Distorted and infective BSE prions probably first arose from the
inclusion of scrapie-infected sheep offals in feed for cattle, and probably
also from inclusion of offals from cattle suffering from previously
unrecorded cases of BSE at low incidence
level, amplified by subsequent "re-cycling" of infected cattle offals in
cattle feed. There is currently no conclusive evidence of vertical
transmission in animals, as in mother to offspring transmission.
CJD prions are likewise misshapen human brain prions. They may arise
from a genetic predisposition of an individual
by transfer from a person with (or incubating) CJD, via instruments used in
nerosurgery, opthalmological prodecures, dental work or caesarian birth
deliveries not sufficiently autoclaved after prior use
from injection of human pituitary gland extract from corpse pituitary
glands from persons who had died from CJD (used as growth stimulants, as
happened before synthetic material became available); or
possibly from transfusion of CJD-infected blood or entry through cuts
and abrasions on those who handle infected animal carcasses.
There is no scientific evidence that CJD prions can be caused by
BSE prions; i.e. no scientific evidence that BSE-infective prions can act
as a shape template to cause distortion in normal human prions.

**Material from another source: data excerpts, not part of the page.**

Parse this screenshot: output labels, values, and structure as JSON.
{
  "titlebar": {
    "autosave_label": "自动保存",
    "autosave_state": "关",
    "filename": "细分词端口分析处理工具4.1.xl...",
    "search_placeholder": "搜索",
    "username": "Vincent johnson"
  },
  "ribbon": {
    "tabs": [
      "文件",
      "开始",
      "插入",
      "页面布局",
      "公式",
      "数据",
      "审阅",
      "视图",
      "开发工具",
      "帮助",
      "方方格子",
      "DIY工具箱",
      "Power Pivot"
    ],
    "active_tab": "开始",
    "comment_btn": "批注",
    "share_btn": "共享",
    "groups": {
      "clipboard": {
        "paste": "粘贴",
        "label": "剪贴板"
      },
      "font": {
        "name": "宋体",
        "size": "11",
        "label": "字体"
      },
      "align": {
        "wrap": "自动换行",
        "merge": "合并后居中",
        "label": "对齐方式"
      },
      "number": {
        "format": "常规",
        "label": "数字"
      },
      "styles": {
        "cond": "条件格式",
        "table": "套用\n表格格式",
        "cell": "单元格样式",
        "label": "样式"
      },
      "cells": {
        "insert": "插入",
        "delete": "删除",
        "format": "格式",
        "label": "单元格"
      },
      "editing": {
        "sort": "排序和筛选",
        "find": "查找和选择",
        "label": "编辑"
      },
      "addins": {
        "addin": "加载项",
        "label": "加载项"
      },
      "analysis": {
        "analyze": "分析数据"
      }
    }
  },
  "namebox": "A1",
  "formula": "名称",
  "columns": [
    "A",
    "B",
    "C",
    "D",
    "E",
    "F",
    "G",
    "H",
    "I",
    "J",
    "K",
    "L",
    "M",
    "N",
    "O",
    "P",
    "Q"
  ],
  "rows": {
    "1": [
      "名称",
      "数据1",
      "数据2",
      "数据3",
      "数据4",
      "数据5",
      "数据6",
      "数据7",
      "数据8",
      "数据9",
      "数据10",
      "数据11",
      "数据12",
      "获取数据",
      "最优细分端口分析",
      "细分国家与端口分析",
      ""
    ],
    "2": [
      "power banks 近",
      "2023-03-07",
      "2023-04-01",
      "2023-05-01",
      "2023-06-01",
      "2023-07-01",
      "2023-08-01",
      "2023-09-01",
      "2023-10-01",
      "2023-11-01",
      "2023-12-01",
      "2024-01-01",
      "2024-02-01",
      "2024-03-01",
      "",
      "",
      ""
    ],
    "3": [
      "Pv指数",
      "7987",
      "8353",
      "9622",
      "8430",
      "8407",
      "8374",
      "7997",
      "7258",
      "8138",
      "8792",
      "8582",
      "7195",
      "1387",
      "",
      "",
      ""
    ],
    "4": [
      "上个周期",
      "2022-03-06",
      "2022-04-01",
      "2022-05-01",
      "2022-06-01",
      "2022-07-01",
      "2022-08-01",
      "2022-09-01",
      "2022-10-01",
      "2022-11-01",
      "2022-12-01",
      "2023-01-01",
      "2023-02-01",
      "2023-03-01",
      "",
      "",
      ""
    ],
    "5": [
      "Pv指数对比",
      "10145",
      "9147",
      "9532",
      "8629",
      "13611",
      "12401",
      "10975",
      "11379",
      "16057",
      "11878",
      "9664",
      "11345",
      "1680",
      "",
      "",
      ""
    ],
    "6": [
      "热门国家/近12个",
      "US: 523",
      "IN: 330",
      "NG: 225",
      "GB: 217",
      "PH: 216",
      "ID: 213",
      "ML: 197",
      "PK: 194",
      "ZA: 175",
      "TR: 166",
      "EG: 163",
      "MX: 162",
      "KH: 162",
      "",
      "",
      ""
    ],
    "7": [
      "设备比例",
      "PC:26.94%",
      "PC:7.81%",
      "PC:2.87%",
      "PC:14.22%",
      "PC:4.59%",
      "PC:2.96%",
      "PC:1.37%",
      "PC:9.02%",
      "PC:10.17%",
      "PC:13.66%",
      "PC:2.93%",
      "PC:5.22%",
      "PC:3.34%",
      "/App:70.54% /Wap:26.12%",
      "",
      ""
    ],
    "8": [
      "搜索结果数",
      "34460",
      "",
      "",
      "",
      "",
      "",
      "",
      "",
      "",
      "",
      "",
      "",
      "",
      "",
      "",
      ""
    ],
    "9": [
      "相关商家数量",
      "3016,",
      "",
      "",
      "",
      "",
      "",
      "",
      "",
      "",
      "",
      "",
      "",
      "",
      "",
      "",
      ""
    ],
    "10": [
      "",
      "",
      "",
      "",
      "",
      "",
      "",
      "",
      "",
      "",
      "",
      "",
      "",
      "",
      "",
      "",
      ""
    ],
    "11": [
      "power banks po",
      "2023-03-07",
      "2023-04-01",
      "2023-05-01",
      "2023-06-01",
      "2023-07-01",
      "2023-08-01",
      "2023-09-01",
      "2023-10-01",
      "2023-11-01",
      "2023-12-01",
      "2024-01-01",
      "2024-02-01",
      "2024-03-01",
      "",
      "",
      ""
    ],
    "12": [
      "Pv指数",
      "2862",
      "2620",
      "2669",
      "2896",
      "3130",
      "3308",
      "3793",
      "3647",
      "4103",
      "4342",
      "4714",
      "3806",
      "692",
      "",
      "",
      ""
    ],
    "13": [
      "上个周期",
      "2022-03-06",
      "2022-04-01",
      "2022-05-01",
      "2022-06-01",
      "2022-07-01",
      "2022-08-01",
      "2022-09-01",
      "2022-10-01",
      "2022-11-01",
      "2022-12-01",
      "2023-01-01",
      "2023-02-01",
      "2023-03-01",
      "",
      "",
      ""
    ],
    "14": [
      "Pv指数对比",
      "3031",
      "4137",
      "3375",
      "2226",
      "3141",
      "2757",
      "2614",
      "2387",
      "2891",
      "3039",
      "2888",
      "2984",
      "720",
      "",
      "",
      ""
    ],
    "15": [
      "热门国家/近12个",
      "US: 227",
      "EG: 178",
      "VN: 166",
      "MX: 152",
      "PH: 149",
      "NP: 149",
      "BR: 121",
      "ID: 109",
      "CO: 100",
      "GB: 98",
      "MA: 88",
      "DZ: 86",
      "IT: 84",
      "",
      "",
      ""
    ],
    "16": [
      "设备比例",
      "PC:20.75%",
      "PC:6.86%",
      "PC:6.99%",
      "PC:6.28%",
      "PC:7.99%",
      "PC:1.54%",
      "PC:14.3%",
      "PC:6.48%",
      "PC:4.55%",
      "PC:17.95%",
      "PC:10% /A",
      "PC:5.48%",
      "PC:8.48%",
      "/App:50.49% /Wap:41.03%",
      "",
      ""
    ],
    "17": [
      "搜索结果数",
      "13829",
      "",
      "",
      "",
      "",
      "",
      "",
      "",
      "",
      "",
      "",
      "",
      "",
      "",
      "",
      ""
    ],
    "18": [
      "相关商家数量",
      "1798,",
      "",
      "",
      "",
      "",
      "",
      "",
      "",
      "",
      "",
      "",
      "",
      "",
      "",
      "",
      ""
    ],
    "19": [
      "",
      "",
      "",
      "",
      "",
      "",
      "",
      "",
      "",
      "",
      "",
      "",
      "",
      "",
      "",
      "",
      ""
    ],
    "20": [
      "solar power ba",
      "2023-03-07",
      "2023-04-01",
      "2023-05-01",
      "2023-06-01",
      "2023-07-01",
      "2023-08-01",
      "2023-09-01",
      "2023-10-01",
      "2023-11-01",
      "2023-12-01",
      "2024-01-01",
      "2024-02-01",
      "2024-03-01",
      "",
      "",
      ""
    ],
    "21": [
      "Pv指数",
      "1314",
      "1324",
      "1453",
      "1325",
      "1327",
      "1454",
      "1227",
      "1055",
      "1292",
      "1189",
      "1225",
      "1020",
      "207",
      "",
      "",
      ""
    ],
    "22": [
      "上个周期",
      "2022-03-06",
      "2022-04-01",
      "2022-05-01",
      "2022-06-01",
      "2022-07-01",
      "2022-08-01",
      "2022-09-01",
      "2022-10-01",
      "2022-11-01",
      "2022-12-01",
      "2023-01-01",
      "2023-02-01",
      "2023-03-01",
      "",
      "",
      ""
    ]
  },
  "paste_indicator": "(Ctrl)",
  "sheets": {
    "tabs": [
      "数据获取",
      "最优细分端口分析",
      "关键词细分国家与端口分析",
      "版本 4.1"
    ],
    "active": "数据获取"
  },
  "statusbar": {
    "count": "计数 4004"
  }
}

Thus,
there is no evidence that eating red meat increases the chance of
contracting nvCJD. There are, however, representations in folklore that
eating too much beef can "addle" the brain. Such a belief was popular at
the end of the 16th Century. In Shakespeare's "Twelfth Night" (Act One,
Scene Two), Sir Andrew says "Methinks sometimes I have no more wit than a
Christian or an ordinary man has, but I am a great eater of beef, and I
believe that does harms to my wit." "No question." replies Sir Toby.